Repetitions are not all alike: distinct mechanisms sustain repetition in language models
This work addresses the problem of understanding and mitigating repetitive failures in LLMs for AI researchers and developers, though it is incremental as it builds on existing knowledge of model behavior.
The study investigated whether repetitive loops in Large Language Models arise from distinct mechanisms, finding that in-context learning-induced repetition involves specialized attention heads developed during training, while natural repetition emerges early and focuses on low-information tokens as a fallback behavior.

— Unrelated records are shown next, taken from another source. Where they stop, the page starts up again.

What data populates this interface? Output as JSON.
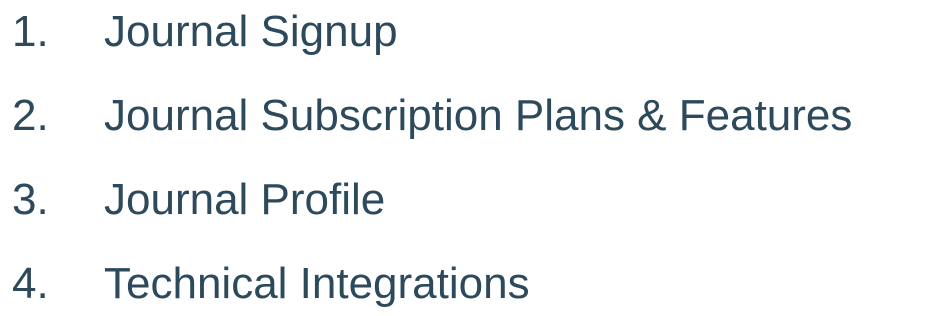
{
  "list": {
    "color": "#2d4a5c",
    "items": [
      {
        "number": "1.",
        "label": "Journal Signup"
      },
      {
        "number": "2.",
        "label": "Journal Subscription Plans & Features"
      },
      {
        "number": "3.",
        "label": "Journal Profile"
      },
      {
        "number": "4.",
        "label": "Technical Integrations"
      }
    ]
  }
}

Large Language Models (LLMs) can sometimes degrade into repetitive loops, persistently generating identical word sequences. Because repetition is rare in natural human language, its frequent occurrence across diverse tasks and contexts in LLMs remains puzzling. Here we investigate whether behaviorally similar repetition patterns arise from distinct underlying mechanisms and how these mechanisms develop during model training. We contrast two conditions: repetitions elicited by natural text prompts with those induced by in-context learning (ICL) setups that explicitly require copying behavior. Our analyses reveal that ICL-induced repetition relies on a dedicated network of attention heads that progressively specialize over training, whereas naturally occurring repetition emerges early and lacks a defined circuitry. Attention inspection further shows that natural repetition focuses disproportionately on low-information tokens, suggesting a fallback behavior when relevant context cannot be retrieved. These results indicate that superficially similar repetition behaviors originate from qualitatively different internal processes, reflecting distinct modes of failure and adaptation in language models.